At Spark Summit in San Francisco, Calif., yesterday, Hadoop distribution vendor MapR Technologies announced a new enterprise-grade Apache Spark distribution.
The new distribution, available now in both MapR Converged Community Edition and MapR Converged Enterprise Edition, includes the complete Spark stack, patented features from MapR and key open source projects that complement Spark.
[ Related: MapR delivers support for containers, security ]

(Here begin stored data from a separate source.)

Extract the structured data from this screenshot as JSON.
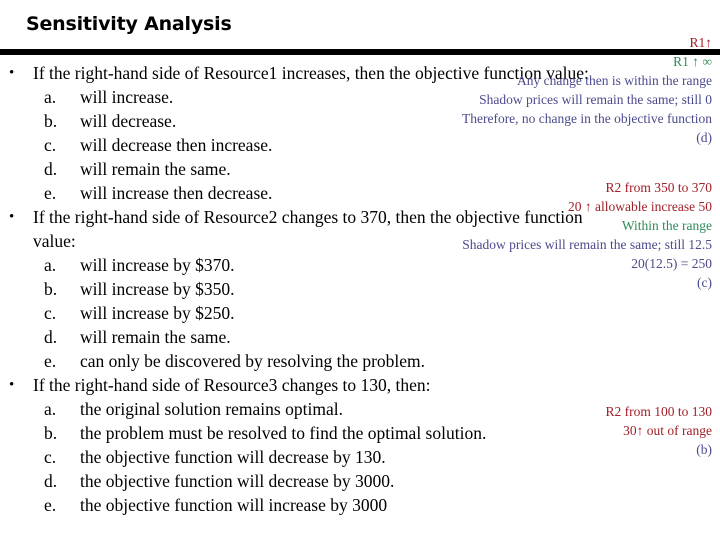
{
  "slide": {
    "title": "Sensitivity Analysis",
    "colors": {
      "red": "#a02028",
      "green": "#2e8b57",
      "navy": "#4a4a8c",
      "text": "#000000",
      "rule": "#000000",
      "background": "#ffffff"
    }
  },
  "questions": [
    {
      "bullet": "•",
      "lead": "If the right-hand side of Resource1 increases, then the objective function value:",
      "lead_cont": "",
      "options": [
        {
          "letter": "a.",
          "text": "will increase."
        },
        {
          "letter": "b.",
          "text": "will decrease."
        },
        {
          "letter": "c.",
          "text": "will decrease then increase."
        },
        {
          "letter": "d.",
          "text": "will remain the same."
        },
        {
          "letter": "e.",
          "text": "will increase then decrease."
        }
      ],
      "annotations": [
        {
          "text": "R1↑",
          "color": "red"
        },
        {
          "text": "R1 ↑ ∞",
          "color": "green"
        },
        {
          "text": "Any change then is within the range",
          "color": "navy"
        },
        {
          "text": "Shadow prices will remain the same; still 0",
          "color": "navy"
        },
        {
          "text": "Therefore, no change in the objective function",
          "color": "navy"
        },
        {
          "text": "(d)",
          "color": "navy"
        }
      ],
      "answer": "(d)"
    },
    {
      "bullet": "•",
      "lead": "If the right-hand side of Resource2 changes to 370, then the objective function",
      "lead_cont": "value:",
      "options": [
        {
          "letter": "a.",
          "text": "will increase by $370."
        },
        {
          "letter": "b.",
          "text": "will increase by $350."
        },
        {
          "letter": "c.",
          "text": "will increase by $250."
        },
        {
          "letter": "d.",
          "text": "will remain the same."
        },
        {
          "letter": "e.",
          "text": "can only be discovered by resolving the problem."
        }
      ],
      "annotations": [
        {
          "text": "R2 from 350 to 370",
          "color": "red"
        },
        {
          "text": "20 ↑ allowable increase 50",
          "color": "red"
        },
        {
          "text": "Within the range",
          "color": "green"
        },
        {
          "text": "Shadow prices will remain the same; still 12.5",
          "color": "navy"
        },
        {
          "text": "20(12.5) = 250",
          "color": "navy"
        },
        {
          "text": "(c)",
          "color": "navy"
        }
      ],
      "answer": "(c)"
    },
    {
      "bullet": "•",
      "lead": "If the right-hand side of Resource3 changes to 130, then:",
      "lead_cont": "",
      "options": [
        {
          "letter": "a.",
          "text": "the original solution remains optimal."
        },
        {
          "letter": "b.",
          "text": "the problem must be resolved to find the optimal solution."
        },
        {
          "letter": "c.",
          "text": "the objective function will decrease by 130."
        },
        {
          "letter": "d.",
          "text": "the objective function will decrease by 3000."
        },
        {
          "letter": "e.",
          "text": " the objective function will increase by 3000"
        }
      ],
      "annotations": [
        {
          "text": "R2 from 100 to 130",
          "color": "red"
        },
        {
          "text": "30↑ out of range",
          "color": "red"
        },
        {
          "text": "(b)",
          "color": "navy"
        }
      ],
      "answer": "(b)"
    }
  ]
}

“We’ve built this new distribution to make it easier for customers that leverage the power of Spark for their big data initiatives,” Anoop Dawar, vice president, Product Management, MapR Technologies, said in a statement yesterday. “We’ve seen significant growth of customers deploying Spark as their primary compute engine. We believe this gives our customers a converged compute and storage engine for batch, analytics and real-time processing that helps build and deploy applications rapidly.”
Spark catching fire
“ESG research shows Apache Spark adoption is poised to grow quickly, with 16 percent of businesses already in production and another 47 percent very interested in implementing Spark,” Nik Rouda, senior analyst with Enterprise Strategy Group, added in a statement Monday. “As such, Spark will power the next wave of big data. Yet enterprises will demand a robust platform to meet their operational requirements. MapR is helping to accelerate Spark by addressing this need.”
[ Related: MapR adds in-Hadoop document database ]
MapR says the new distribution enables all advanced analytics, including batch processing, machine learning, procedural SQL and graph computation. The integration with the MapR Platform gives it access to the company’s patented enterprise-grade features including web-scale storage, high availability, mirroring, snapshots, support for NFS, integrated security, global namespace and more. MapR says this native integration makes it a reliable and production-ready platform for Spark workloads both on-premise and in the cloud.
The distribution includes the latest version of Spark, supporting in-memory processing for big data, and enabling faster application development while allowing for code reuse across batch, interactive and streaming applications. MapR plans to leverage the distribution in its Quick Start Solution offerings, which include pre-built templates, configuration and installation. It will support the most popular use cases for Spark, including building data pipelines and developing analytical applications leveraging machine learning.
Bringing the power of Spark to the enterprise
The company says future product extensions of the distribution may include real-time streaming and operational analytic capabilities, with MapR-Streams, MapR-DB and Hadoop as add-ons.
“This is a great example of MapR’s continued commitment to open source Apache Spark,” John Tripier, senior director of Business Development at Databricks (founded by the creators of Apache Spark), said in a statement yesterday. “MapR was early to recognize the impact Spark would have on the big data landscape, and we are excited to see them extending the power of Spark for their enterprise customers with this announcement.”